If You Could See Me Now
- First edition cover
- Author: Cecelia Ahern
- Language: English
- Publisher: HarperCollins
- Publication date: November 2005
- Publication place: Ireland
- Media type: Print (Paperback)
- Pages: 336 pp (paperback edition)
- ISBN: 0-00-721225-9 (paperback edition)
- OCLC: 62204659
- Preceded by: Where Rainbows End
- Followed by: A Place Called Here

= If You Could See Me Now (Ahern novel) =

2005 novel by Cecelia Ahern

If You Could See Me Now (also known as A Silver Lining outside of the UK and Ireland) is Irish writer Cecelia Ahern's third novel, published in 2005.

==Plot summary==

Elizabeth Egan is a fictional character portrayed as a serious individual who resides in the small Irish town of Baile nagCroíth.

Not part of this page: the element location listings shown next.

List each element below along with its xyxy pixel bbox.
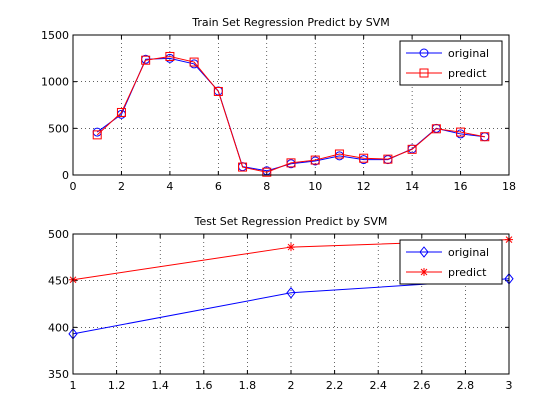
- data-point-original: [286, 286, 296, 299]
- x-tick-label: 2: [118, 180, 125, 193]
- x-tick-label: 4: [166, 180, 173, 193]
- legend-marker-original: [419, 246, 429, 258]
- x-tick-label: 2.4: [369, 379, 387, 392]
- x-tick-label: 1.6: [195, 379, 213, 392]
- x-tick-label: 14: [405, 180, 419, 193]
- x-tick-label: 6: [215, 180, 222, 193]
- data-point-predict: [189, 57, 199, 67]
- data-point-predict: [141, 55, 151, 65]
- data-point-predict: [165, 51, 175, 61]
- legend-marker-original: [419, 48, 429, 58]
- y-tick-label: 450: [48, 275, 69, 288]
- y-tick-label: 500: [48, 228, 69, 241]
- axes-box: [72, 34, 510, 176]
- legend-label-predict: predict: [448, 266, 487, 279]
- legend-label-original: original: [448, 246, 489, 259]
- data-point-predict: [359, 153, 369, 163]
- chart-title: Test Set Regression Predict by SVM: [194, 215, 388, 228]
- legend-box: [399, 239, 503, 285]
- axes-box: [72, 233, 510, 375]
- data-point-predict: [286, 158, 296, 168]
- x-tick-label: 2.2: [326, 379, 344, 392]
- data-point-predict: [287, 243, 295, 252]
- x-tick-label: 0: [70, 180, 77, 193]
- data-point-predict: [92, 130, 102, 140]
- data-point-predict: [310, 155, 320, 165]
- x-tick-label: 1.2: [108, 379, 126, 392]
- x-tick-label: 1.8: [239, 379, 257, 392]
- y-tick-label: 1500: [41, 29, 69, 42]
- series-predict: [92, 51, 490, 177]
- legend-box: [399, 40, 503, 86]
- legend: original predict: [399, 239, 503, 285]
- legend-label-original: original: [448, 47, 489, 60]
- x-tick-label: 2.6: [413, 379, 431, 392]
- x-tick-label: 2: [288, 379, 295, 392]
- data-point-predict: [334, 149, 344, 159]
- data-point-predict: [238, 162, 248, 172]
- x-tick-label: 10: [308, 180, 322, 193]
- x-tick-label: 1.4: [151, 379, 169, 392]
- data-point-predict: [262, 167, 272, 177]
- x-tick-label: 1: [70, 379, 77, 392]
- x-tick-label: 2.8: [457, 379, 475, 392]
- data-point-predict: [407, 144, 417, 154]
- x-tick-label: 8: [263, 180, 270, 193]
- y-tick-label: 400: [48, 321, 69, 334]
- legend: original predict: [399, 40, 503, 86]
- series-line-predict: [96, 55, 485, 173]
- y-tick-label: 500: [48, 122, 69, 135]
- data-point-predict: [213, 86, 223, 96]
- data-point-predict: [456, 127, 466, 137]
- data-point-predict: [480, 132, 490, 142]
- test-set-chart: Test Set Regression Predict by SVM 1 1.2 1.…: [48, 215, 514, 392]
- legend-label-predict: predict: [448, 67, 487, 80]
- chart-title: Train Set Regression Predict by SVM: [191, 16, 389, 29]
- y-tick-label: 350: [48, 368, 69, 381]
- data-point-predict: [383, 154, 393, 164]
- x-tick-label: 16: [454, 180, 468, 193]
- train-set-chart: Train Set Regression Predict by SVM 0 2 4 6 8…: [41, 16, 516, 193]
- data-point-predict: [116, 107, 126, 117]
- x-tick-label: 3: [506, 379, 513, 392]
- y-tick-label: 0: [62, 169, 69, 182]
- x-tick-label: 18: [502, 180, 516, 193]
- y-tick-label: 1000: [41, 76, 69, 89]
- legend-marker-predict: [419, 68, 429, 78]
- data-point-predict: [431, 124, 441, 134]
- x-tick-label: 12: [357, 180, 371, 193]
- legend-marker-predict: [420, 268, 428, 276]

Within the narrative, she does not engage in humor or simple pleasures. This disposition is attributed to her childhood, during which her mother abandoned the family, forcing Egan to assume adult responsibilities early in life to care for her younger sister, Saoirse.

Taking advantage of Elizabeth's sense of responsibility, Saoirse has led life with abandonment, and when she gives birth to a son, Luke, she leaves Elizabeth to take care of him.

At the age of six, Luke claims to have a friend named Ivan whom Elizabeth cannot see. Though at first she is exasperated with this imaginary friend, she starts playing along with Luke when she learns that imaginary friends will only last about 3 months.

Though invisible to most, Ivan is real. Only Luke can see him, though he comes to realise that Elizabeth can feel his presence. Knowing that only people who are in real need of a friend are able to see him, he follows Elizabeth around. When, suddenly, she is able to see him, Ivan is delighted, but disappointed just as quickly when she thinks him to be the father of one of Luke's friends. A friendship which soon turns into romance blossoms between them.

Elizabeth meets Benjamin at work, and he asks her to dinner, but Ivan prevents her from going by inviting her out instead. Ivan's boss, Opal, sees his love for Elizabeth and tells him her own sad tale. She tells him that however much he wishes to be with Elizabeth a time will come when she will no longer be able to see him and will eventually age while he would remain young. However, Ivan is too much in love with Elizabeth and refuses to listen. To convince him, Opal takes him to see her own love, who has become an 80-year-old man while Opal has remained young.

One day, when Elizabeth is hosting a party, she is no longer able to see Ivan for a while and he realises it is time to move on to a new friend. Ivan visits Elizabeth one last time while she sleeps, explaining why he has to go. Elisabeth thinks it was a dream.
A few days later, Elizabeth realizes that it wasn't and that Ivan was Luke's 'imaginary' friend.

They go their separate ways, and not only Elizabeth but Ivan as well are changed by the experience. Elizabeth is more relaxed and Ivan admits that Elizabeth has been by far his favorite friend...

==Film adaptation==
In 2005, Disney has acquired rights to adapt the novel into a musical with Hugh Jackman as Ivan.